You can configure CrateDB to replicate tables. When you configure replication, CrateDB will try to ensure that every table shard has one or more copies available at all times.

When there are multiple copies of the same shard, CrateDB will mark one as the primary shard and treat the rest as replica shards. Write operations always go to the primary shard, whereas read operations can go to any shard. CrateDB continually synchronizes data from the primary shard to all replica shards (through a process known as shard recovery).

When a primary shard is lost (e.g., due to node failure), CrateDB will promote a replica shard to a primary. Hence, more table replicas mean a smaller chance of permanent data loss (through increased data redundancy) in exchange for more disk space utilization and intra-cluster network traffic.

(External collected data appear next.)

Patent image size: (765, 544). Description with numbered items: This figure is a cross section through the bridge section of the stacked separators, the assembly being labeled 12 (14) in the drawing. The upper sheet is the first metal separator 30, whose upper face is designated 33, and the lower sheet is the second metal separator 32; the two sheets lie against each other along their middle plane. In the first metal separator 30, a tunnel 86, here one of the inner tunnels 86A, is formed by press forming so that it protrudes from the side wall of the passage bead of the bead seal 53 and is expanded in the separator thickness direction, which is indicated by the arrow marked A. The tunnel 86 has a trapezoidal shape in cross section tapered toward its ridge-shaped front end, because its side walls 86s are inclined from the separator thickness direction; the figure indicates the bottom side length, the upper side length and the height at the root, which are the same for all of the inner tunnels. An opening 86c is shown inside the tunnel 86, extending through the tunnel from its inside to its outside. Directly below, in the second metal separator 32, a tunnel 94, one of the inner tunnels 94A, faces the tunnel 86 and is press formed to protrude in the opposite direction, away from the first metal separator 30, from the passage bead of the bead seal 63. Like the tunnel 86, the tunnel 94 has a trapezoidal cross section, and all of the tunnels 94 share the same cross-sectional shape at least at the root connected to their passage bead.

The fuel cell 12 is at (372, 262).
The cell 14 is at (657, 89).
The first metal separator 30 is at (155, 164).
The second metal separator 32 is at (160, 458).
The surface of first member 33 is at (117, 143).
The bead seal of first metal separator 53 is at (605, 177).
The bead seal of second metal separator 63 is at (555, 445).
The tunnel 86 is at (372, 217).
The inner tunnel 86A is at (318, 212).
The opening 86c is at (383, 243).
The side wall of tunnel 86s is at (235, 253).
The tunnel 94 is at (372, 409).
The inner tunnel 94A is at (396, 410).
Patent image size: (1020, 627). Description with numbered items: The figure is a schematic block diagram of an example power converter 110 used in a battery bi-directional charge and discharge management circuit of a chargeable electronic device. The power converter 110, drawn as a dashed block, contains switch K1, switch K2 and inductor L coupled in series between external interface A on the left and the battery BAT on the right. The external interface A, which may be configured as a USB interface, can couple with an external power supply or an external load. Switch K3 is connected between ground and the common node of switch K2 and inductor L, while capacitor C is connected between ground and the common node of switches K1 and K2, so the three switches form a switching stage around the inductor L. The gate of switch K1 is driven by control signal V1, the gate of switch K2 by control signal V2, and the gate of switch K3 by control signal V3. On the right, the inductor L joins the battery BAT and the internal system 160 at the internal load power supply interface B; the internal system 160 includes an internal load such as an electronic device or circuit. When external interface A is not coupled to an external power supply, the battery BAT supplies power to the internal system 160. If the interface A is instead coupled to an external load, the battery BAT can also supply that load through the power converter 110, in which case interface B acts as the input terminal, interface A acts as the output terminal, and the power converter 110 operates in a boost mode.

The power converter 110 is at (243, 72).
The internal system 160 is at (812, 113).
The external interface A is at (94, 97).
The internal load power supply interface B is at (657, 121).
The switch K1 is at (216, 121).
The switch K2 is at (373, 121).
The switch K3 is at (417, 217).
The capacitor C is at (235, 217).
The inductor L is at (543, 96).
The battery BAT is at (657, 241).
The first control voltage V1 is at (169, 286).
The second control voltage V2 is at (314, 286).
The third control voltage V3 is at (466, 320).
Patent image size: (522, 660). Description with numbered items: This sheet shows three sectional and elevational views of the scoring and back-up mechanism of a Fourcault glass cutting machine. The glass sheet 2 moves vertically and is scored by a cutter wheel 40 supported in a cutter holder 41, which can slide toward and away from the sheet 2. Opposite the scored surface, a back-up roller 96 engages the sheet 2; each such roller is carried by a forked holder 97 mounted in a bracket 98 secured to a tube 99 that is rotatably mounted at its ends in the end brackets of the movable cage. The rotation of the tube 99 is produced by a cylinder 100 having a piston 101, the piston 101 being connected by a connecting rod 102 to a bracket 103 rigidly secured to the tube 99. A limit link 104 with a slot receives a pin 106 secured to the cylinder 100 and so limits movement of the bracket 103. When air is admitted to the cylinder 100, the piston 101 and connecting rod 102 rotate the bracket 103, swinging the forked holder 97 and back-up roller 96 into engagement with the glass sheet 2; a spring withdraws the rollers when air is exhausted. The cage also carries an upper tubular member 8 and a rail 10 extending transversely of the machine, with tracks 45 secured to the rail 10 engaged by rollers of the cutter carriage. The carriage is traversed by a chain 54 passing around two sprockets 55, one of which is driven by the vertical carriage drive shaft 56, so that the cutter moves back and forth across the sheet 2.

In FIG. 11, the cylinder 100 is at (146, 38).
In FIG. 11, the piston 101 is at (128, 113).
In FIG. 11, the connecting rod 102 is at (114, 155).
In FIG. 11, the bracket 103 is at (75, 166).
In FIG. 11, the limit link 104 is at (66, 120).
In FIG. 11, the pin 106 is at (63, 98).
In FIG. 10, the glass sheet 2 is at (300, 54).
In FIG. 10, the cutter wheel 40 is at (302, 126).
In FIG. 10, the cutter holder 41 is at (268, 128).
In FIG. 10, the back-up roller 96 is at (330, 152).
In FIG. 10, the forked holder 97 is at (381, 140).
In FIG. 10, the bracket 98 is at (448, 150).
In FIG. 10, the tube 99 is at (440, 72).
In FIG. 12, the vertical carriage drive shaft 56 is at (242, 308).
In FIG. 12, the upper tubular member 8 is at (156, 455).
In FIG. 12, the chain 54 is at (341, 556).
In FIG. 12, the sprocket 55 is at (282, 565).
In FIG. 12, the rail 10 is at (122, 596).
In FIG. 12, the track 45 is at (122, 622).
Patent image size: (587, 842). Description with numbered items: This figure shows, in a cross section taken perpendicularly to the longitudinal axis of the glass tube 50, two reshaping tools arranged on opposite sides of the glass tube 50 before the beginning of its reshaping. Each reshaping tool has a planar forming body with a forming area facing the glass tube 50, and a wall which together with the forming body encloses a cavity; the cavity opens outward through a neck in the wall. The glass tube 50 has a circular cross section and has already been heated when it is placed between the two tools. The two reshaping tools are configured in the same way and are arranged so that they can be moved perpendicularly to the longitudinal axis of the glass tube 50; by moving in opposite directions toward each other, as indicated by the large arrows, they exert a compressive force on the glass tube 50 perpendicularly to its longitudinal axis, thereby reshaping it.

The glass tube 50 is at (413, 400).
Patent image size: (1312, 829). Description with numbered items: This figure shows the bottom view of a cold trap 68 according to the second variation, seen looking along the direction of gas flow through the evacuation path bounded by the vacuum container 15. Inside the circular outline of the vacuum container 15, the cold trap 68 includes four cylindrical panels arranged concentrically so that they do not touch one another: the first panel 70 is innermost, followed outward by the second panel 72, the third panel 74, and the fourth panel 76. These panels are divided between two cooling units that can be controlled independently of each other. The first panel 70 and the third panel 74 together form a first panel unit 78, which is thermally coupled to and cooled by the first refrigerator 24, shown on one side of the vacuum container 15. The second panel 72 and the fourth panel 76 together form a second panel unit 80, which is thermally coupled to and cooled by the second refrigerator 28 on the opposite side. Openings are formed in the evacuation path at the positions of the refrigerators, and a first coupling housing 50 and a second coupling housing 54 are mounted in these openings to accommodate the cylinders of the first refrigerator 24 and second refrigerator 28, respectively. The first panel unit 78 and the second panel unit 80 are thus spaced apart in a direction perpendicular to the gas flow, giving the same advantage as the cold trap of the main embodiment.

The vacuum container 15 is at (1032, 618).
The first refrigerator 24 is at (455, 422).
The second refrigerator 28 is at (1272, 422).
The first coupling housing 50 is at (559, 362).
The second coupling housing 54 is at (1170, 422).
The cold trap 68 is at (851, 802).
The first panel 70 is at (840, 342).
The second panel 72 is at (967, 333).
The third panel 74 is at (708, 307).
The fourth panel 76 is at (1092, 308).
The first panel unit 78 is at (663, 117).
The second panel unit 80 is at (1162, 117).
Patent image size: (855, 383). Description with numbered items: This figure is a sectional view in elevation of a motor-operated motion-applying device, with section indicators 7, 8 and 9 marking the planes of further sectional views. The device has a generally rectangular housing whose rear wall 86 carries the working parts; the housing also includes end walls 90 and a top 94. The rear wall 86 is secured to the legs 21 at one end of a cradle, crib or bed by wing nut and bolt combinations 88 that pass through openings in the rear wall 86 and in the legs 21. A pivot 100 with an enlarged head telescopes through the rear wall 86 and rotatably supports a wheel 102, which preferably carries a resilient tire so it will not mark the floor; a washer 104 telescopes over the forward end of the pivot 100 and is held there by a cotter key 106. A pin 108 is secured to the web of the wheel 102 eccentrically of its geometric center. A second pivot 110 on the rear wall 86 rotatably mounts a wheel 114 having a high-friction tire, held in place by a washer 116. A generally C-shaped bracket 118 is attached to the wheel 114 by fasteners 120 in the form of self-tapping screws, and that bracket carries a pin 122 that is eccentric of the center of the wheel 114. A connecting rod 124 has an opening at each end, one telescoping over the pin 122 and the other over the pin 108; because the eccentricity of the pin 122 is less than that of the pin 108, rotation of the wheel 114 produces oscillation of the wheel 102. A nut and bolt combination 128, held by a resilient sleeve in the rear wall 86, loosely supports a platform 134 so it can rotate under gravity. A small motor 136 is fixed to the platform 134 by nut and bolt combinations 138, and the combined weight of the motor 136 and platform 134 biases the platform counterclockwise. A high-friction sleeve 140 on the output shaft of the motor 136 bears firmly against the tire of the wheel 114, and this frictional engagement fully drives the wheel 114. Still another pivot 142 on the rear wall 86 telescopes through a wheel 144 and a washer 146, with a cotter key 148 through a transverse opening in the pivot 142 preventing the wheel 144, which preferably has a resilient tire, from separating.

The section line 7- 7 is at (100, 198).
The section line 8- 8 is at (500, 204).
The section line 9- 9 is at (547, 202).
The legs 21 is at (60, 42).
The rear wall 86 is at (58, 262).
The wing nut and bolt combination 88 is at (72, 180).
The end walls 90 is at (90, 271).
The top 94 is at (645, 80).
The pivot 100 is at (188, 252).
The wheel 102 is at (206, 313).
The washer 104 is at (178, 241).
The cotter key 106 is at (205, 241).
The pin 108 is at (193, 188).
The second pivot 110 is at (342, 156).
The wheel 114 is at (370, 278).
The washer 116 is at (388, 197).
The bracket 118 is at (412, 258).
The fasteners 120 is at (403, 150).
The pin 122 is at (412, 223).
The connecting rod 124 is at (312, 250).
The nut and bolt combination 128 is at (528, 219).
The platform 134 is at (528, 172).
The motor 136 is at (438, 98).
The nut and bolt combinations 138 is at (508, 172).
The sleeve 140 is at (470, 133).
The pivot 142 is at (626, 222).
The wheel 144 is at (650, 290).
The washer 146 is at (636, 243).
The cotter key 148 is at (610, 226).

Replication can also improve read performance because any increase in the number of shards distributed across a cluster also increases the opportunities for CrateDB to parallelize query execution across multiple nodes.

Table of contents

Table configuration

You can configure the number of per-shard replicas WITH the number_of_replicas table setting.

For example:

cr> CREATE TABLE my_table (
...   first_column integer,
...   second_column text
... ) WITH (number_of_replicas = 0);
CREATE OK, 1 row affected (... sec)

As well as being able to configure a fixed number of replicas, you can configure a range of values by using a string to specify a minimum and a maximum (dependent on the number of nodes in the cluster).

Here are some examples of replica ranges:




If you only have one node, CrateDB will not create any replicas. If you have more than one node, CrateDB will create one replica per shard.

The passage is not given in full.